We went to the gardens today to do some watering and check that everything was secured against the wind. It was 2.40 when we turned onto the Ring Road, We noted a short queue at Sainsbury’s (four people) but the Ring Road seemed to have plenty of traffic on it. As we passed the local McDonald’s we noted that the Drive Through was crowded, having now been open for two days. Forty-eight hours and the rush for junk food is already gripping the nation.

The verges and central reservations on the Ring Road are now being left longer as part of the new city bee initiative. having read it I see a lot of words, a lot of signs and a lot of onus being shifted to other people. What I don’t see is much action – unless you count saving money by mowing less. Pardon my cynicism, but I’ve seen this sort of thing before, and though I welcome it, I’m not sure how committed they really are. However, I’m glad to see them making the effort.


We saw two different sorts of sin and there is, I see from the website, for parks. Councils love signs.

We went past the roadworks near the shop and saw nobody working, before crossing the bridge and seeing nobody working there either. To be fair they may be underground, or under the bridge. Or they may not.

The Co-op on Wilford Lane had a queue of two. At the school they are putting signs up for the return next week. The yellow lines are for social distancing as they queue to get into school. The nation really loves a queue. If we defeat corona virus it will be because of queues and fines for petty offences.



Social Distancing


Return to School

We left at 4pm and noticed the queue at the Co-op had grown to 12 while we’d been away.

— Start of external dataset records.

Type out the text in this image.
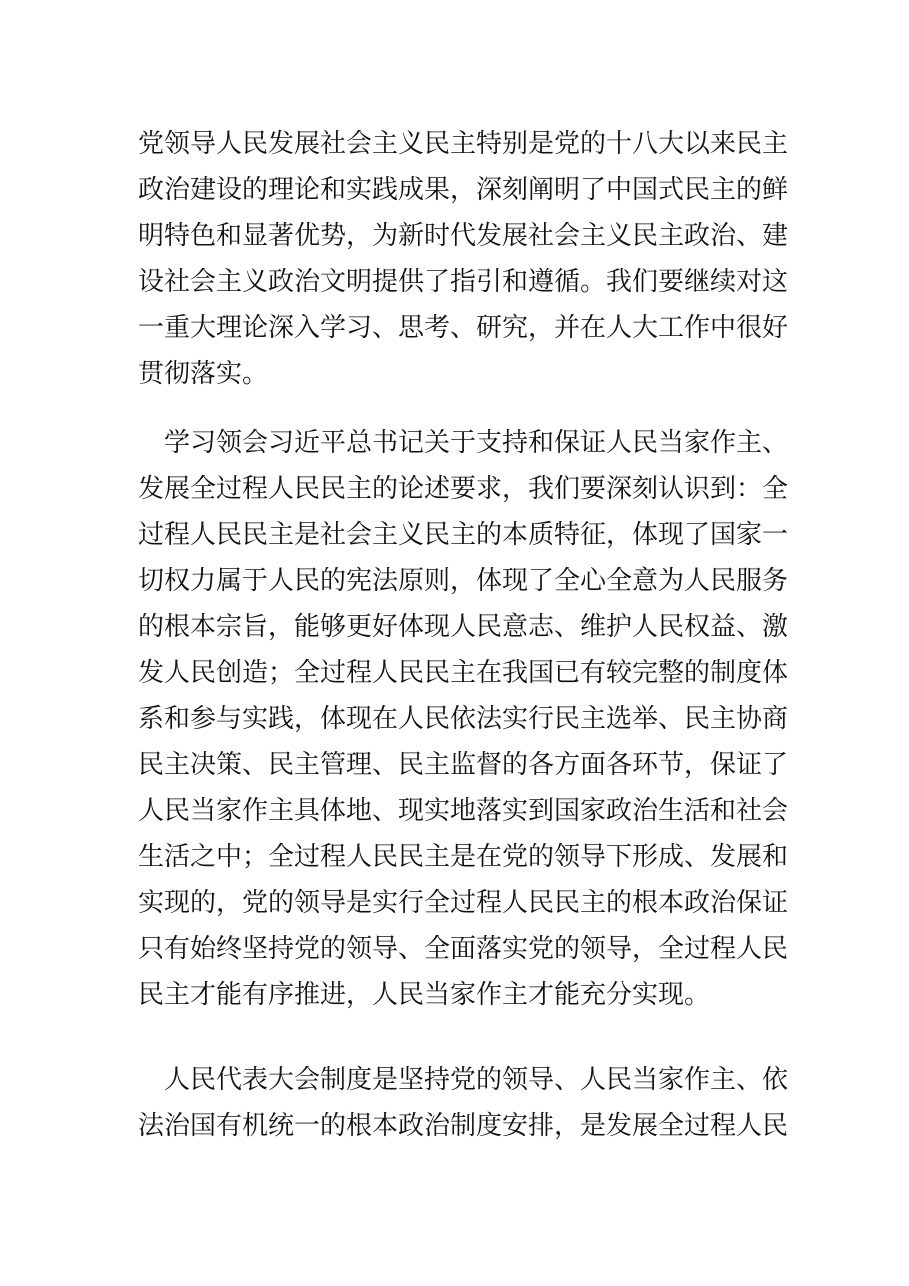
党领导人民发展社会主义民主特别是党的十八大以来民主
政治建设的理论和实践成果，深刻阐明了中国式民主的鲜
明特色和显著优势，为新时代发展社会主义民主政治、建
设社会主义政治文明提供了指引和遵循。我们要继续对这
一重大理论深入学习、思考、研究，并在人大工作中很好
贯彻落实。
　学习领会习近平总书记关于支持和保证人民当家作主、
发展全过程人民民主的论述要求，我们要深刻认识到：全
过程人民民主是社会主义民主的本质特征，体现了国家一
切权力属于人民的宪法原则，体现了全心全意为人民服务
的根本宗旨，能够更好体现人民意志、维护人民权益、激
发人民创造；全过程人民民主在我国已有较完整的制度体
系和参与实践，体现在人民依法实行民主选举、民主协商
民主决策、民主管理、民主监督的各方面各环节，保证了
人民当家作主具体地、现实地落实到国家政治生活和社会
生活之中；全过程人民民主是在党的领导下形成、发展和
实现的，党的领导是实行全过程人民民主的根本政治保证
只有始终坚持党的领导、全面落实党的领导，全过程人民
民主才能有序推进，人民当家作主才能充分实现。
　人民代表大会制度是坚持党的领导、人民当家作主、依
法治国有机统一的根本政治制度安排，是发展全过程人民
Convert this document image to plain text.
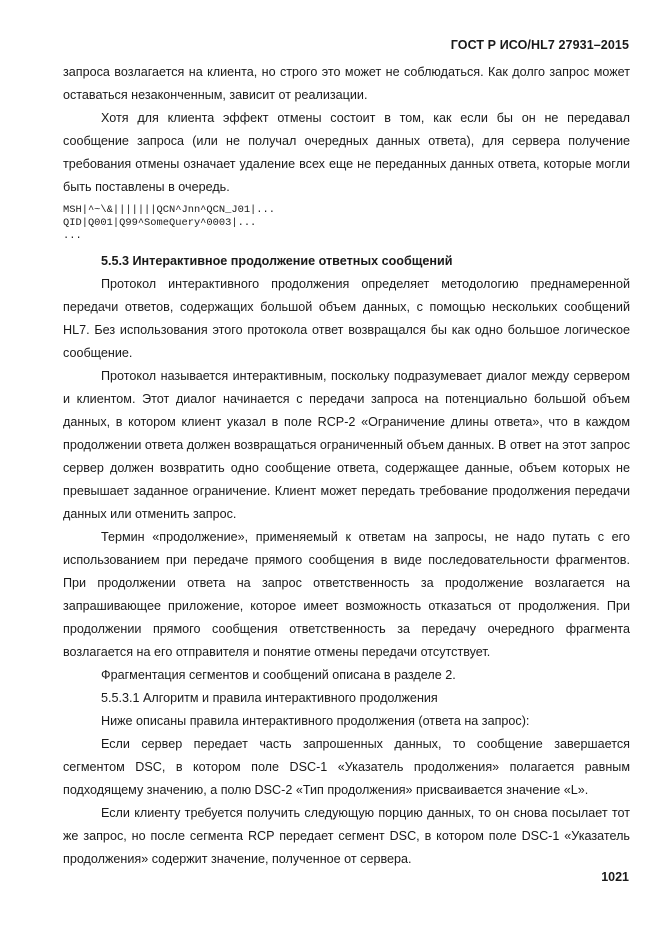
ГОСТ Р ИСО/HL7 27931–2015

запроса возлагается на клиента, но строго это может не соблюдаться. Как долго запрос может оставаться незаконченным, зависит от реализации.

Хотя для клиента эффект отмены состоит в том, как если бы он не передавал сообщение запроса (или не получал очередных данных ответа), для сервера получение требования отмены означает удаление всех еще не переданных данных ответа, которые могли быть поставлены в очередь.

MSH|^~\&|||||||QCN^Jnn^QCN_J01|...
QID|Q001|Q99^SomeQuery^0003|...
...

5.5.3 Интерактивное продолжение ответных сообщений

Протокол интерактивного продолжения определяет методологию преднамеренной передачи ответов, содержащих большой объем данных, с помощью нескольких сообщений HL7. Без использования этого протокола ответ возвращался бы как одно большое логическое сообщение.

Протокол называется интерактивным, поскольку подразумевает диалог между сервером и клиентом. Этот диалог начинается с передачи запроса на потенциально большой объем данных, в котором клиент указал в поле RCP-2 «Ограничение длины ответа», что в каждом продолжении ответа должен возвращаться ограниченный объем данных. В ответ на этот запрос сервер должен возвратить одно сообщение ответа, содержащее данные, объем которых не превышает заданное ограничение. Клиент может передать требование продолжения передачи данных или отменить запрос.

Термин «продолжение», применяемый к ответам на запросы, не надо путать с его использованием при передаче прямого сообщения в виде последовательности фрагментов. При продолжении ответа на запрос ответственность за продолжение возлагается на запрашивающее приложение, которое имеет возможность отказаться от продолжения. При продолжении прямого сообщения ответственность за передачу очередного фрагмента возлагается на его отправителя и понятие отмены передачи отсутствует.

Фрагментация сегментов и сообщений описана в разделе 2.

5.5.3.1 Алгоритм и правила интерактивного продолжения

Ниже описаны правила интерактивного продолжения (ответа на запрос):

Если сервер передает часть запрошенных данных, то сообщение завершается сегментом DSC, в котором поле DSC-1 «Указатель продолжения» полагается равным подходящему значению, а полю DSC-2 «Тип продолжения» присваивается значение «L».

Если клиенту требуется получить следующую порцию данных, то он снова посылает тот же запрос, но после сегмента RCP передает сегмент DSC, в котором поле DSC-1 «Указатель продолжения» содержит значение, полученное от сервера.

1021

The queue at Sainsbury’s now stretched the length of the shop front.

I managed a shot of an unkempt central reservation on the way back, and the queue at McDonald’s. Unfortunately we didn’t stop in the right place to photograph the signs.

Bee Friendly Central Reservation

Bee Friendly Central Reservation


Stampede for Junk Food

Stampede for Junk Food

After fish and chips from Captain Cod (support your local shop) we went to TESCO to pick up this week’s order. Apart from the large white cobs I’d ordered. There will be no classic bacon cobs for breakfast tomorrow. There were no substitutes. I am not happy.